Freud explica: o metrô

Quem anda de metrô no Rio de Janeiro tem um medo comum. Não, não é a voz fantasmagórica que assusta o Skylab na música "Metrô". É uma palavra proferida pela tal voz: transferência. E não é transferência da psicologia/psicanálise, mas a estação de transferência do metrô. Seja da linha 1 para a 2 ou da 2 para a 1, a transferência é um evento traumático, digno de ser analisado pelo próprio Freud, se vivo ainda estivesse. Acho que seria algo mais ou menos assim:
"A simples compulsão de andar por dentro da terra já deixa explícito o desejo edipiano através da relação terra-mãe. A partir daí, cada um dos indivíduos vira parte da massa, que espera pelo seu único objetivo: a transferência.
"O momento da transferência equivale ao momento da fecundação, pois cada pessoa na multidão regride ao estado do espermatozóide que lhe deu a vida. Como todos sabem, o espermatozóide tem um único objetivo: adentrar o útero, representado pelo vagão que abre suas portas para a multidão. A massa progride em ondas para o destino final, o lugar para o qual ele precisa ir, a "terra prometida".
"É importante ressaltar que aquele que realiza a transferência não somente se desloca, mas corre, tentando ser o primeiro, pois só o primeiro espermatozóide fecunda o óvulo; só o primeiro é o vencedor, o mais apto, o "escolhido". Só o primeiro merece ganhar a vida, o presente maior.
"É claro que todos entram no metrô e não só o primeiro. Esse acontecimento remete ao sentimento da pertença, à necessidade da proteção na massa. Se todos que estavam com o indivíduo entram no vagão e ele não, então ele foi derrotado, deixado para trás. O sentimento de pertença faz com que tantos queiram entrar no vagão lotado. Afinal, dentro de uma lata todas as sardinhas são iguais."
Falou e disse, coroa!

22.9.02

Quando é legal ser diferente

Quem (pensa que) me conhece, sabe que meu gosto cultural é meio doido. Eclético não é bem a palavra que define, pois não gosto de muitas coisas diferentes. Gosto de coisas estranhas. Só que nada é igualmente estranho, então acaba sendo um gosto variado, mas sempre pautado pelo estranho. A única época em que o estranho dominava o mainstream foram os fatídicos anos 80 (não por acaso "a década perdida"). Lembra da música? Cindy Lauper, Prince, Michael Jackson! Isso sem falar dos ingleses! (Poderíamos falar um dia inteiro daqueles seres estranhos...)
O pior é quando falo quais são minhas bandas favoritas (se quiser saber quais são, mande um mail). A reação das pessoas se divide entre a) me bater e b) ligar pro Pinel perguntando se alguém escapou. Ah, também têm aqueles que começam a rir, achando que é brincadeira. Mas quando eles descobrem que é serio, exibem uma das reações anteriores.
Entretanto, nem tudo que é estranho é ruim. O som da banda Jimi James é deliciosamente estranho. E muito, muito divertido. Lembrei deles porque o post anterior foi escrito ao som da música "Um dia de paz". Pra quem deseja conhecer o Jimi James, é só ir na página deles. Detalhe para a descrição que a banda faz de si mesma; uma verdadeira salada cultural.
Aproveita a chance porque pra receber outra boa dica aqui vai demorar muito...

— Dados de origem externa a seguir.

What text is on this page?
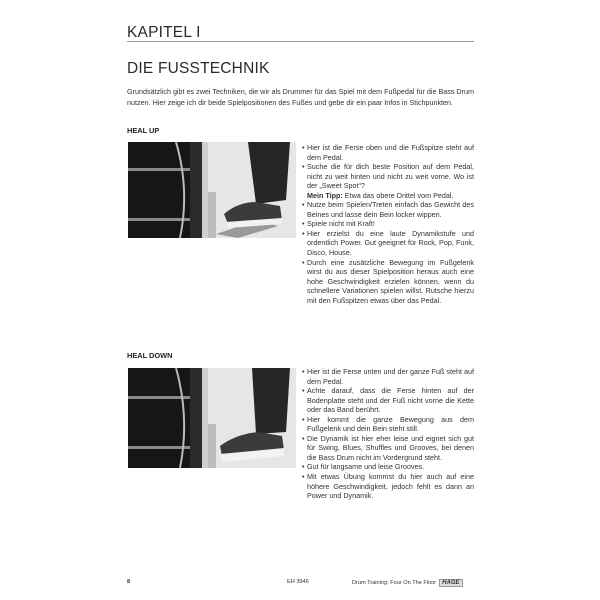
KAPITEL I
DIE FUSSTECHNIK
Grundsätzlich gibt es zwei Techniken, die wir als Drummer für das Spiel mit dem Fußpedal für die Bass Drum nutzen. Hier zeige ich dir beide Spielpositionen des Fußes und gebe dir ein paar Infos in Stichpunkten.
HEAL UP
• Hier ist die Ferse oben und die Fußspitze steht auf dem Pedal.
• Suche die für dich beste Position auf dem Pedal, nicht zu weit hinten und nicht zu weit vorne. Wo ist der „Sweet Spot“?
Mein Tipp: Etwa das obere Drittel vom Pedal.
• Nutze beim Spielen/Treten einfach das Gewicht des Beines und lasse dein Bein locker wippen.
• Spiele nicht mit Kraft!
• Hier erzielst du eine laute Dynamikstufe und ordentlich Power. Gut geeignet für Rock, Pop, Funk, Disco, House.
• Durch eine zusätzliche Bewegung im Fußgelenk wirst du aus dieser Spielposition heraus auch eine hohe Geschwindigkeit erzielen können, wenn du schnellere Variationen spielen willst. Rutsche hierzu mit den Fußspitzen etwas über das Pedal.
HEAL DOWN
• Hier ist die Ferse unten und der ganze Fuß steht auf dem Pedal.
• Achte darauf, dass die Ferse hinten auf der Bodenplatte steht und der Fuß nicht vorne die Kette oder das Band berührt.
• Hier kommt die ganze Bewegung aus dem Fußgelenk und dein Bein steht still.
• Die Dynamik ist hier eher leise und eignet sich gut für Swing, Blues, Shuffles und Grooves, bei denen die Bass Drum nicht im Vordergrund steht.
• Gut für langsame und leise Grooves.
• Mit etwas Übung kommst du hier auch auf eine höhere Geschwindigkeit, jedoch fehlt es dann an Power und Dynamik.
8	EH 3946	Drum Training: Four On The Floor HAGE
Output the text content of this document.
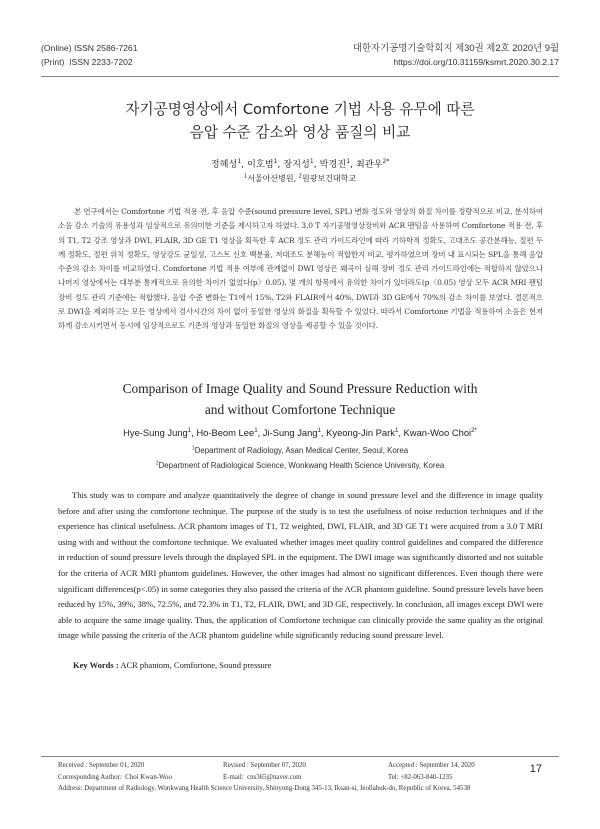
(Online) ISSN 2586-7261	대한자기공명기술학회지 제30권 제2호 2020년 9월
(Print)  ISSN 2233-7202	https://doi.org/10.31159/ksmrt.2020.30.2.17
자기공명영상에서 Comfortone 기법 사용 유무에 따른
음압 수준 감소와 영상 품질의 비교
정혜성$^1$, 이호범$^1$, 장지성$^1$, 박경진$^1$, 최관우$^{2*}$
$^1$서울아산병원, $^2$원광보건대학교
본 연구에서는 Comfortone 기법 적용 전, 후 음압 수준(sound pressure level, SPL) 변화 정도와 영상의 화질 차이를 정량적으로 비교, 분석하여 소음 감소 기술의 유용성과 임상적으로 유의미한 기준을 제시하고자 하였다. 3.0 T 자기공명영상장비와 ACR 팬텀을 사용하여 Comfortone 적용 전, 후의 T1, T2 강조 영상과 DWI, FLAIR, 3D GE T1 영상을 획득한 후 ACR 정도 관리 가이드라인에 따라 기하학적 정확도, 고대조도 공간분해능, 절편 두께 정확도, 절편 위치 정확도, 영상강도 균일성, 고스트 신호 백분율, 저대조도 분해능이 적합한지 비교, 평가하였으며 장비 내 표시되는 SPL을 통해 음압 수준의 감소 차이를 비교하였다. Comfortone 기법 적용 여부에 관계없이 DWI 영상은 왜곡이 심해 장비 정도 관리 가이드라인에는 적합하지 않았으나 나머지 영상에서는 대부분 통계적으로 유의한 차이가 없었다(p〉0.05). 몇 개의 항목에서 유의한 차이가 있더라도(p〈0.05) 영상 모두 ACR MRI 팬텀 장비 정도 관리 기준에는 적합했다. 음압 수준 변화는 T1에서 15%, T2와 FLAIR에서 40%, DWI과 3D GE에서 70%의 감소 차이를 보였다. 결론적으로 DWI을 제외하고는 모든 영상에서 검사시간의 차이 없이 동일한 영상의 화질을 획득할 수 있었다. 따라서 Comfortone 기법을 적용하여 소음은 현저하게 감소시키면서 동시에 임상적으로도 기존의 영상과 동일한 화질의 영상을 제공할 수 있을 것이다.
Comparison of Image Quality and Sound Pressure Reduction with
and without Comfortone Technique
Hye-Sung Jung$^1$, Ho-Beom Lee$^1$, Ji-Sung Jang$^1$, Kyeong-Jin Park$^1$, Kwan-Woo Choi$^{2*}$
$^1$Department of Radiology, Asan Medical Center, Seoul, Korea
$^2$Department of Radiological Science, Wonkwang Health Science University, Korea
This study was to compare and analyze quantitatively the degree of change in sound pressure level and the difference in image quality before and after using the comfortone technique. The purpose of the study is to test the usefulness of noise reduction techniques and if the experience has clinical usefulness. ACR phantom images of T1, T2 weighted, DWI, FLAIR, and 3D GE T1 were acquired from a 3.0 T MRI using with and without the comfortone technique. We evaluated whether images meet quality control guidelines and compared the difference in reduction of sound pressure levels through the displayed SPL in the equipment. The DWI image was significantly distorted and not suitable for the criteria of ACR MRI phantom guidelines. However, the other images had almost no significant differences. Even though there were significant differences(p<.05) in some categories they also passed the criteria of the ACR phantom guideline. Sound pressure levels have been reduced by 15%, 39%, 38%, 72.5%, and 72.3% in T1, T2, FLAIR, DWI, and 3D GE, respectively. In conclusion, all images except DWI were able to acquire the same image quality. Thus, the application of Comfortone technique can clinically provide the same quality as the original image while passing the criteria of the ACR phantom guideline while significantly reducing sound pressure level.
Key Words : ACR phantom, Comfortone, Sound pressure
Received : September 01, 2020	Revised : September 07, 2020	Accepted : September 14, 2020
Corresponding Author:  Choi Kwan-Woo	E-mail:  cns365@naver.com	Tel: +82-063-840-1235
Address: Department of Radiology, Wonkwang Health Science University, Shinyong-Dong 345-13, Iksan-si, Jeollabuk-do, Republic of Korea, 54538
17
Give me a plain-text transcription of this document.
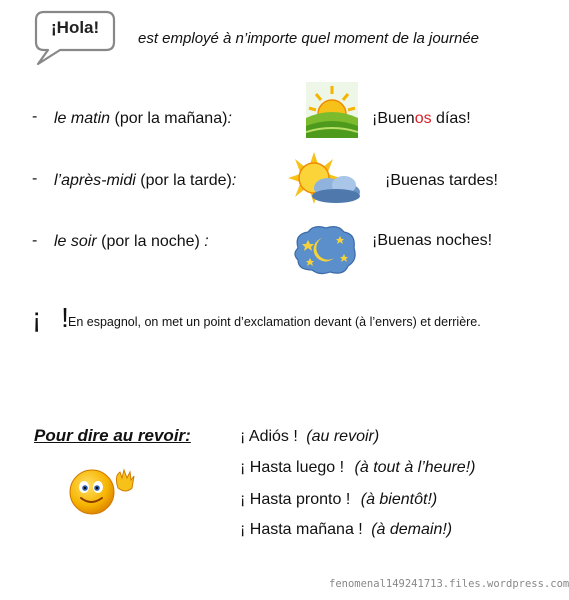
¡Hola!
est employé à n’importe quel moment de la journée
- le matin (por la mañana):	¡Buenos días!
- l’après-midi (por la tarde):	¡Buenas tardes!
- le soir (por la noche) :	¡Buenas noches!
¡ !
En espagnol, on met un point d’exclamation devant (à l’envers) et derrière.
Pour dire au revoir:	¡ Adiós ! (au revoir)
¡ Hasta luego ! (à tout à l’heure!)
¡ Hasta pronto ! (à bientôt!)
¡ Hasta mañana ! (à demain!)
fenomenal149241713.files.wordpress.com
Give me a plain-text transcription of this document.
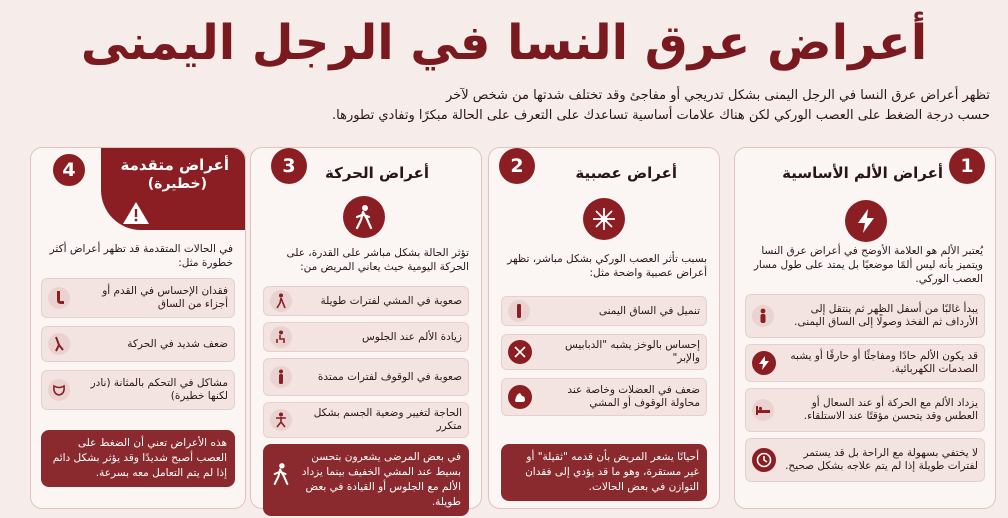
أعراض عرق النسا في الرجل اليمنى
تظهر أعراض عرق النسا في الرجل اليمنى بشكل تدريجي أو مفاجئ وقد تختلف شدتها من شخص لآخر
حسب درجة الضغط على العصب الوركي لكن هناك علامات أساسية تساعدك على التعرف على الحالة مبكرًا وتفادي تطورها.
1
أعراض الألم الأساسية
يُعتبر الألم هو العلامة الأوضح في أعراض عرق النسا ويتميز بأنه ليس ألمًا موضعيًا بل يمتد على طول مسار العصب الوركي.
يبدأ غالبًا من أسفل الظهر ثم ينتقل إلى الأرداف ثم الفخذ وصولًا إلى الساق اليمنى.
قد يكون الألم حادًا ومفاجئًا أو حارقًا أو يشبه الصدمات الكهربائية.
يزداد الألم مع الحركة أو عند السعال أو العطس وقد يتحسن مؤقتًا عند الاستلقاء.
لا يختفي بسهولة مع الراحة بل قد يستمر لفترات طويلة إذا لم يتم علاجه بشكل صحيح.
2	أعراض عصبية
بسبب تأثر العصب الوركي بشكل مباشر، تظهر أعراض عصبية واضحة مثل:
تنميل في الساق اليمنى
إحساس بالوخز يشبه "الدبابيس والإبر"
ضعف في العضلات وخاصة عند محاولة الوقوف أو المشي
أحيانًا يشعر المريض بأن قدمه "ثقيلة" أو غير مستقرة، وهو ما قد يؤدي إلى فقدان التوازن في بعض الحالات.
3	أعراض الحركة
تؤثر الحالة بشكل مباشر على القدرة، على الحركة اليومية حيث يعاني المريض من:
صعوبة في المشي لفترات طويلة
زيادة الألم عند الجلوس
صعوبة في الوقوف لفترات ممتدة
الحاجة لتغيير وضعية الجسم بشكل متكرر
في بعض المرضى يشعرون بتحسن بسيط عند المشي الخفيف بينما يزداد الألم مع الجلوس أو القيادة في بعض طويلة.
4	أعراض متقدمة
(خطيرة)
في الحالات المتقدمة قد تظهر أعراض أكثر خطورة مثل:
فقدان الإحساس في القدم أو أجزاء من الساق
ضعف شديد في الحركة
مشاكل في التحكم بالمثانة (نادر لكنها خطيرة)
هذه الأعراض تعني أن الضغط على العصب أصبح شديدًا وقد يؤثر بشكل دائم إذا لم يتم التعامل معه بسرعة.
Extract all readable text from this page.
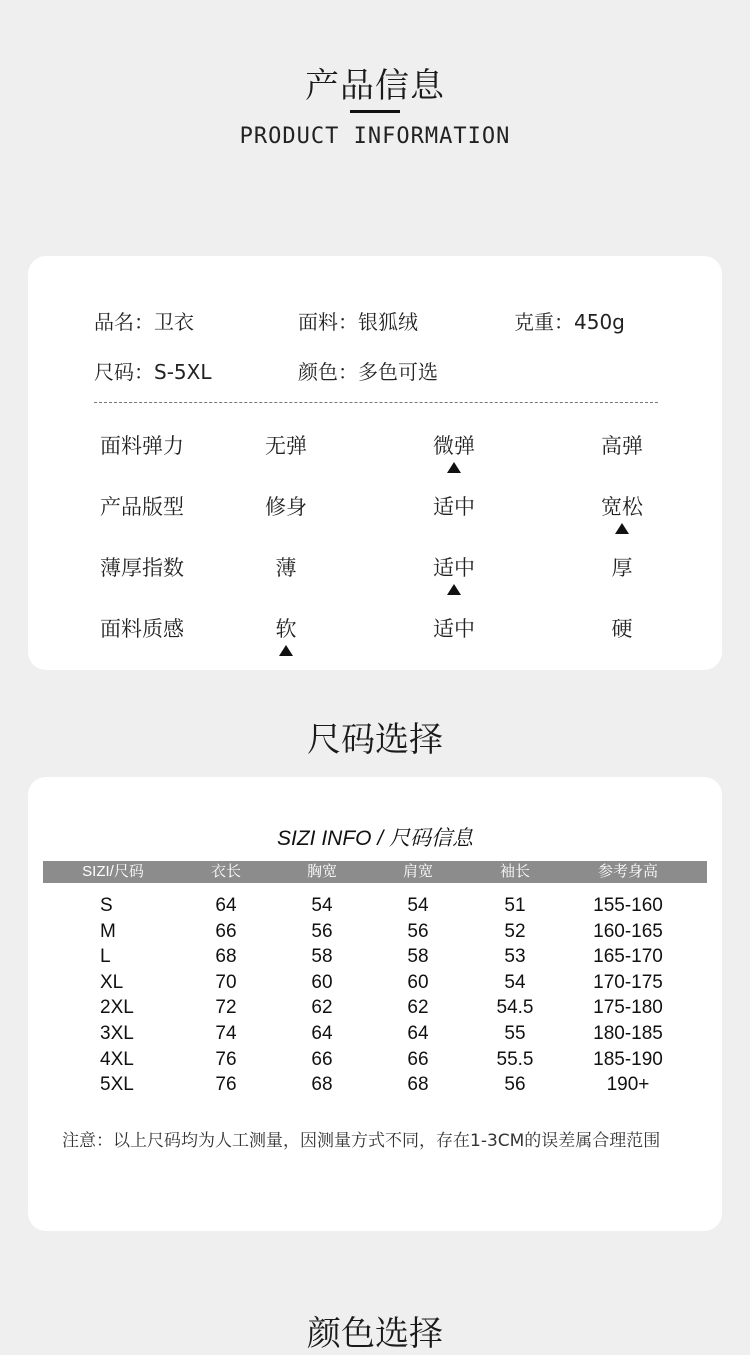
产品信息
PRODUCT INFORMATION
品名：卫衣	面料：银狐绒	克重：450g
尺码：S-5XL	颜色：多色可选
面料弹力	无弹	微弹	高弹
产品版型	修身	适中	宽松
薄厚指数	薄	适中	厚
面料质感	软	适中	硬
尺码选择
SIZI INFO / 尺码信息
SIZI/尺码	衣长	胸宽	肩宽	袖长	参考身高
S	64	54	54	51	155-160
M	66	56	56	52	160-165
L	68	58	58	53	165-170
XL	70	60	60	54	170-175
2XL	72	62	62	54.5	175-180
3XL	74	64	64	55	180-185
4XL	76	66	66	55.5	185-190
5XL	76	68	68	56	190+
注意：以上尺码均为人工测量，因测量方式不同，存在1-3CM的误差属合理范围
颜色选择
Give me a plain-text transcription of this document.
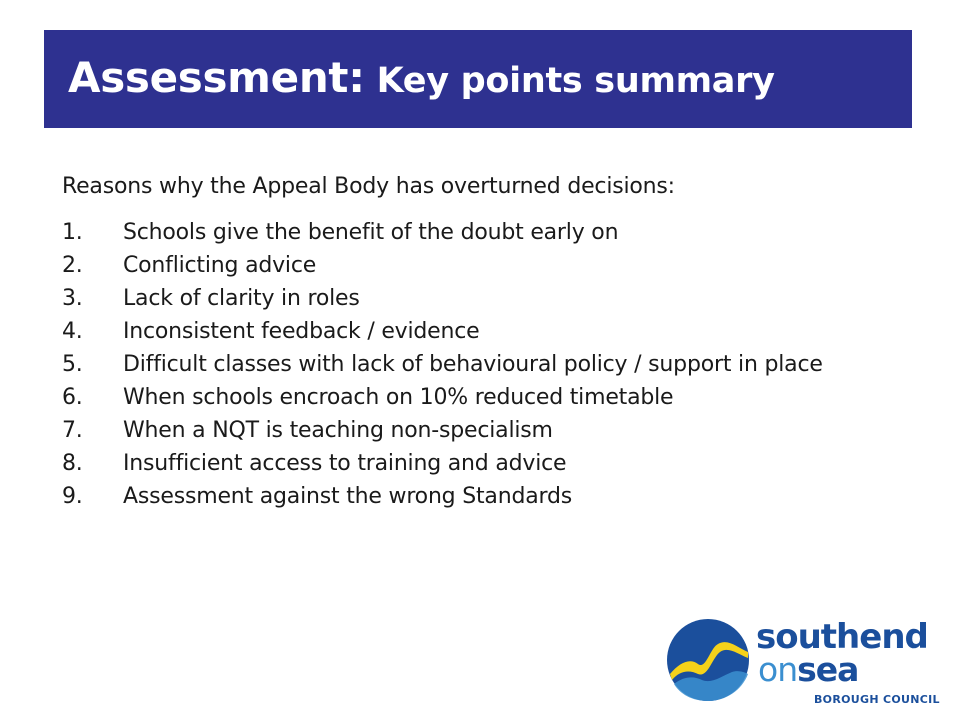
Assessment: Key points summary

Reasons why the Appeal Body has overturned decisions:

1.	Schools give the benefit of the doubt early on
2.	Conflicting advice
3.	Lack of clarity in roles
4.	Inconsistent feedback / evidence
5.	Difficult classes with lack of behavioural policy / support in place
6.	When schools encroach on 10% reduced timetable
7.	When a NQT is teaching non-specialism
8.	Insufficient access to training and advice
9.	Assessment against the wrong Standards
southend
onsea
BOROUGH COUNCIL
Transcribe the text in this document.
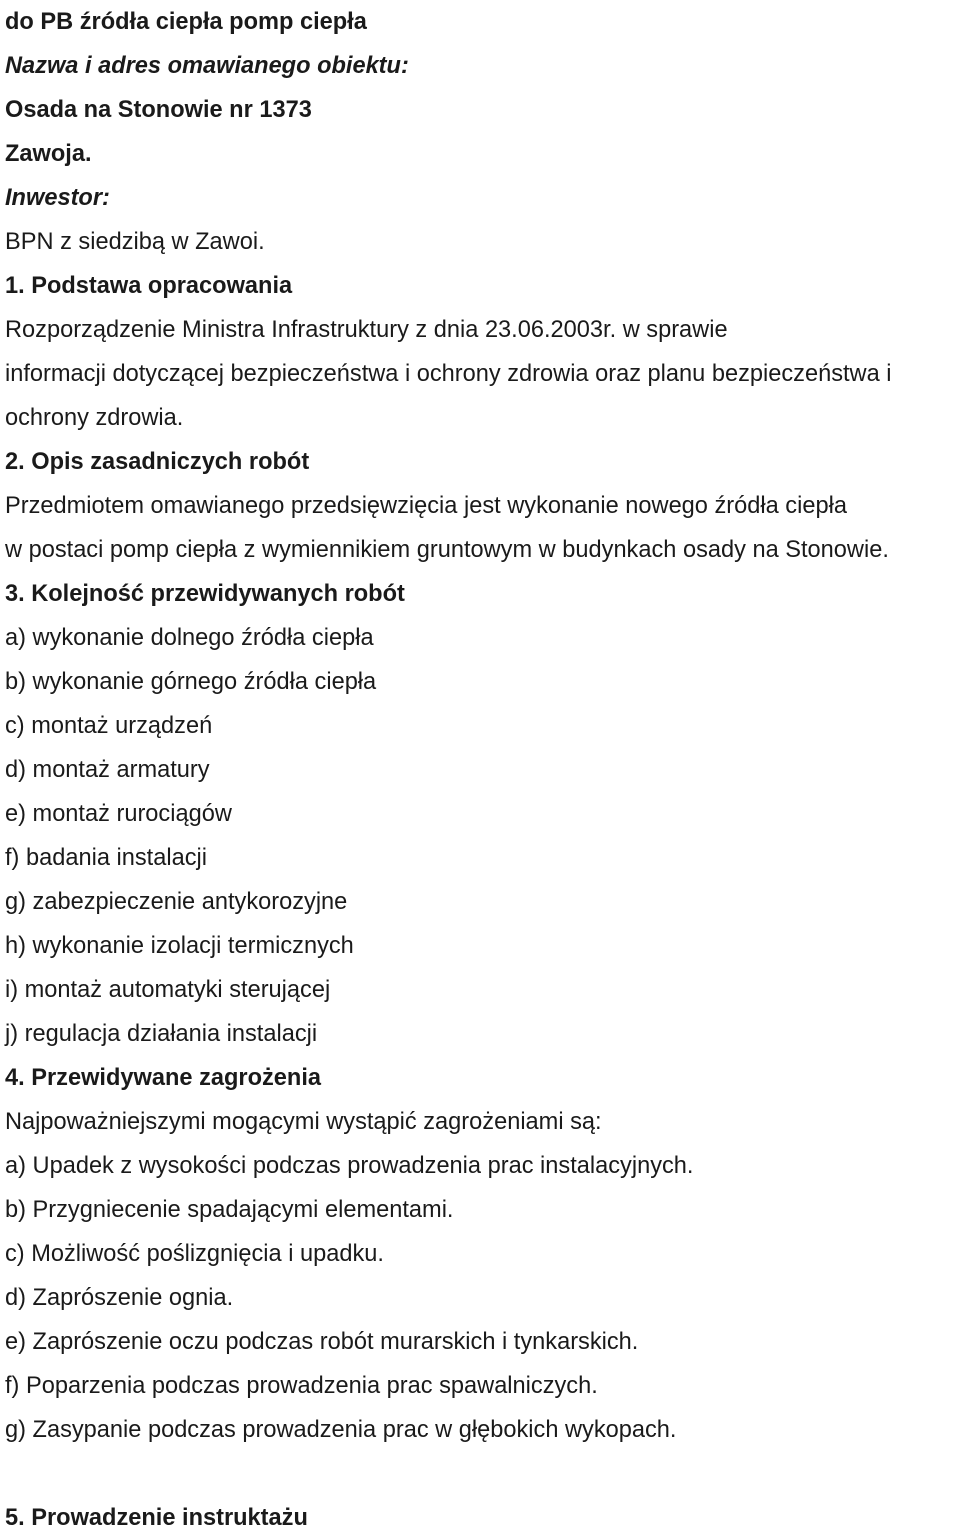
do PB źródła ciepła pomp ciepła
Nazwa i adres omawianego obiektu:
Osada na Stonowie nr 1373
Zawoja.
Inwestor:
BPN z siedzibą w Zawoi.
1. Podstawa opracowania
Rozporządzenie Ministra Infrastruktury z dnia 23.06.2003r. w sprawie
informacji dotyczącej bezpieczeństwa i ochrony zdrowia oraz planu bezpieczeństwa i
ochrony zdrowia.
2. Opis zasadniczych robót
Przedmiotem omawianego przedsięwzięcia jest wykonanie nowego źródła ciepła
w postaci pomp ciepła z wymiennikiem gruntowym w budynkach osady na Stonowie.
3. Kolejność przewidywanych robót
a) wykonanie dolnego źródła ciepła
b) wykonanie górnego źródła ciepła
c) montaż urządzeń
d) montaż armatury
e) montaż rurociągów
f) badania instalacji
g) zabezpieczenie antykorozyjne
h) wykonanie izolacji termicznych
i) montaż automatyki sterującej
j) regulacja działania instalacji
4. Przewidywane zagrożenia
Najpoważniejszymi mogącymi wystąpić zagrożeniami są:
a) Upadek z wysokości podczas prowadzenia prac instalacyjnych.
b) Przygniecenie spadającymi elementami.
c) Możliwość poślizgnięcia i upadku.
d) Zaprószenie ognia.
e) Zaprószenie oczu podczas robót murarskich i tynkarskich.
f) Poparzenia podczas prowadzenia prac spawalniczych.
g) Zasypanie podczas prowadzenia prac w głębokich wykopach.
5. Prowadzenie instruktażu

Purquê nóis faiz quandu dá pra nóis fazê

O Ex-quase-futuro tá largado faz um mês. O pior é que ninguém percebeu.
Esse blog não tem família, não tem amigos, é praticamente um indigente. Um ex-quase-futuro indigente. Mas coloquei essa porcaria no mundo, agora tenho que criar.
Explico os motivos do abandono (se é que precisa de motivo pra largar essa porcaria). Primeiro, voltei das férias (se quiser saber onde estudo, mande um mail). Segundo, o Cultura Interativa está voltando ao ar (se quiser saber o que é o Cultura Interativa, mande um mail). Terceiro, minha respectiva requer (ainda bem!) muita atenção (se quiser saber quem é minha respectiva, vá pra PQP!). Resumindo, estou dividindo o tempo entre seminários, feira de livros, festas, projetos, festival de cinema, apostilas, matérias, ICQ. E também uns beijos, umas saídas com os amigos, umas idas pro cinema e umas dormidas, porque ninguém é de ferro. O resultado dessa tentativa de espremer 40 horas num dia que só tem 24 é que não sobrou tempo pro Ex-quase-futuro. Só agora é que bateu uma dor na consciência e resolvi dar uma satisfação.
Afinal, pode ser feio e sem-graça, mas é meu. Então, pra melhor ou pra pior, estamos de volta.